Fast forward five years, six months and one failed marriage to Brandy Billings (lasted eight months of which five had been heaven, two a draw, and one of hell), Cam sat up in the middle of the night in his San Francisco apartment with an idea. Fast forward thirty-three hours non-stop work. Cam’s brown eyes were bloodshot, his face stubbled and his expression both crafty and slightly crazed. It would work. It was bound to work. He just had to have the right patents.
Over the next three years, flash-forward five or six times in various stages of exuberant greediness when Cam managed to conquer yet another problem, solve another design flaw, patent another process, whatever. Until he reached construction mode, which began in the year 2013, in downtown Las Vegas, when a construction company owned entirely by Cam got the bid for redoing all of the sidewalks along the strip over a three year period, using space age materials that Cam had designed, patented, and shall we say, slipped into position.
Oddly enough, two years into the project, a new company takes shape in the greater Las Vegas area that is going to pipe seawater to Vegas and desalinate it. The salts will be used to fill old pumped out salt domes that once contained oil. Oddly enough, Cam isn’t associated with the company, at least, visibly. You have to go through about seven layers of dummy corporations before you get to any mention of Camber DeSal.
A TV reporter stood in front of the first mile of new soft sidewalk running along the strip. The new material used was a hit with drunks, clumsy people and those who tend to stumble occasionally from gawk-induced clumsiness. Lawyers weren’t as happy, if the truth were known, because it certainly looked like there’d be less personal injury suits in the future.

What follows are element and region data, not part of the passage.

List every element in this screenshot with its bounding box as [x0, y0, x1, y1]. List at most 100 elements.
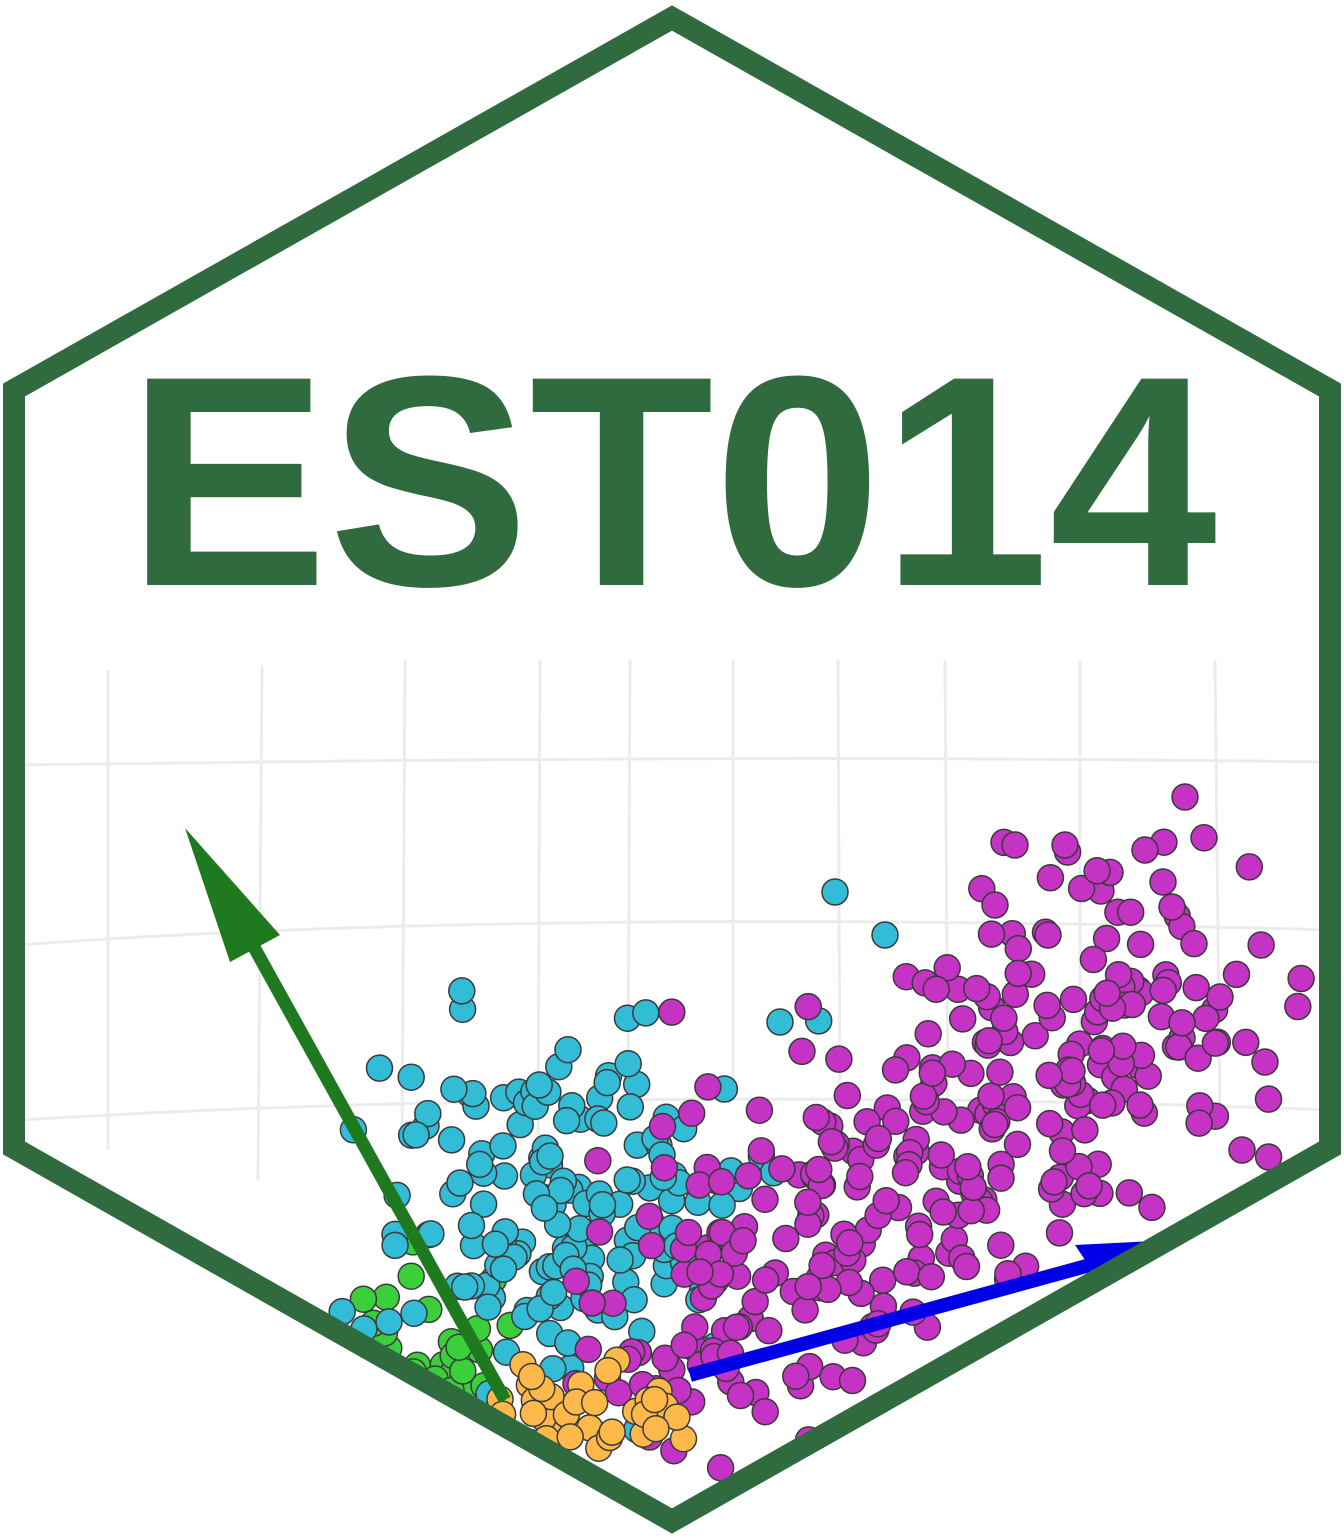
point-magenta: [658, 998, 686, 1026]
point-magenta: [648, 1112, 677, 1141]
point-magenta: [914, 1020, 942, 1048]
point-magenta: [933, 954, 961, 982]
point-magenta: [1048, 1137, 1077, 1165]
point-magenta: [987, 1164, 1015, 1192]
point-magenta: [1222, 960, 1251, 989]
point-magenta: [836, 1229, 864, 1257]
point-magenta: [726, 1381, 755, 1410]
point-magenta: [1182, 973, 1210, 1002]
point-cyan: [474, 1293, 502, 1321]
point-cyan: [821, 878, 849, 906]
point-magenta: [1036, 863, 1065, 892]
point-cyan: [440, 1075, 468, 1103]
point-magenta: [637, 1231, 666, 1260]
point-magenta: [1034, 921, 1062, 949]
point-magenta: [1184, 1044, 1212, 1072]
point-magenta: [872, 1186, 900, 1215]
point-magenta: [1228, 1136, 1256, 1164]
point-magenta: [670, 1331, 699, 1359]
point-orange: [556, 1423, 584, 1451]
point-magenta: [751, 1397, 779, 1426]
point-magenta: [734, 1162, 763, 1190]
point-magenta: [846, 1162, 874, 1191]
point-magenta: [1158, 893, 1186, 921]
point-cyan: [632, 999, 660, 1027]
point-magenta: [952, 1252, 981, 1281]
point-magenta: [981, 891, 1009, 919]
point-cyan: [450, 1273, 479, 1301]
point-magenta: [802, 1103, 831, 1132]
point-cyan: [481, 1230, 510, 1258]
point-cyan: [400, 1299, 428, 1328]
point-green: [349, 1285, 378, 1313]
point-magenta: [1171, 783, 1199, 811]
point-magenta: [686, 1258, 714, 1286]
point-magenta: [864, 1124, 893, 1153]
point-magenta: [1035, 1061, 1063, 1090]
point-green: [349, 1414, 378, 1443]
point-orange: [598, 1418, 626, 1446]
point-magenta: [1126, 930, 1155, 959]
point-magenta: [1003, 1130, 1032, 1159]
point-magenta: [745, 1096, 774, 1124]
point-magenta: [1045, 1219, 1074, 1247]
point-magenta: [891, 1158, 920, 1187]
point-magenta: [1149, 976, 1177, 1005]
point-magenta: [1251, 1048, 1279, 1076]
point-orange: [642, 1414, 670, 1443]
point-magenta: [922, 975, 950, 1004]
point-green: [397, 1262, 425, 1290]
point-orange: [537, 1465, 566, 1494]
point-magenta: [1071, 1116, 1099, 1144]
point-cyan: [446, 1169, 474, 1197]
point-green: [306, 1342, 335, 1371]
point-magenta: [755, 1316, 783, 1345]
logo-title: EST014: [127, 313, 1219, 649]
point-magenta: [1087, 1037, 1116, 1065]
point-cyan: [469, 1190, 498, 1218]
point-magenta: [791, 1296, 819, 1324]
point-green: [449, 1357, 477, 1385]
point-magenta: [1003, 1093, 1032, 1122]
point-magenta: [975, 1026, 1003, 1055]
point-magenta: [1092, 924, 1121, 953]
point-magenta: [782, 1362, 810, 1390]
point-cyan: [448, 977, 476, 1005]
point-magenta: [584, 1146, 612, 1175]
point-magenta: [1116, 898, 1145, 926]
point-cyan: [525, 1071, 553, 1099]
point-magenta: [1001, 831, 1029, 859]
point-cyan: [215, 1305, 244, 1334]
point-magenta: [948, 1005, 977, 1033]
point-cyan: [375, 1308, 403, 1336]
point-orange: [519, 1399, 548, 1428]
point-magenta: [1058, 1057, 1086, 1085]
point-cyan: [613, 1166, 641, 1194]
hex-border: [3, 5, 1341, 1534]
point-magenta: [794, 1188, 822, 1217]
point-magenta: [1059, 985, 1088, 1014]
point-magenta: [650, 1154, 679, 1182]
point-magenta: [805, 1155, 833, 1184]
point-magenta: [747, 1137, 776, 1165]
point-magenta: [729, 1227, 757, 1255]
point-magenta: [1067, 874, 1096, 903]
point-orange: [663, 1403, 691, 1431]
point-cyan: [539, 1278, 568, 1307]
point-cyan: [616, 1093, 645, 1121]
point-magenta: [677, 1099, 706, 1128]
point-magenta: [707, 1168, 736, 1196]
point-magenta: [1079, 945, 1108, 974]
point-magenta: [808, 1251, 836, 1280]
point-magenta: [562, 1267, 590, 1295]
point-magenta: [1088, 1091, 1117, 1119]
point-magenta: [1168, 1009, 1196, 1037]
point-orange: [640, 1385, 669, 1414]
point-cyan: [871, 921, 899, 949]
point-magenta: [1126, 1091, 1154, 1119]
point-cyan: [489, 1255, 518, 1283]
point-cyan: [489, 1132, 517, 1160]
point-magenta: [1185, 1109, 1213, 1137]
point-magenta: [772, 1224, 800, 1253]
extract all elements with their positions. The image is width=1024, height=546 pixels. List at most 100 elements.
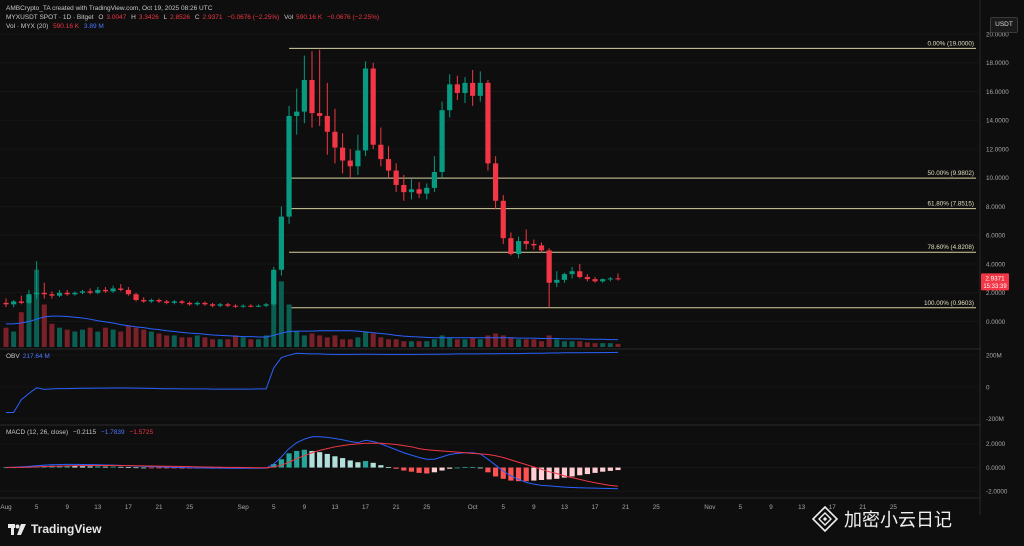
x-tick-label: 13 [798, 504, 806, 511]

Allison Stern, the reporter, had just finished a set of interviews, talking to several different people, getting their enthusiastic response, when she spotted the not very well known figure of the project designer, the guy who had come up with the idea and the material. “Mr. DeSal, could you spare a minute?”
Camber looked taken aback for a moment and then grinned. Perhaps it was time. “Sure, not too long though. I have a meeting in a half-hour with the local power people and the city.”
“How does it feel to have added such a unique aspect to the Las Vegas strip?”
Cam regarded the brunette blankly for a moment and then grinned in an almost predatory way. “Actually, unique is about the most accurate description you could possibly have made. “This material,” he pointed down, stomped on it, and slid his foot around, “as you can tell, is not slick at all, and carries that property through a wide temperature range.”
“Yes, that seems to have been a point that the lawyers were mentioning earlier today.”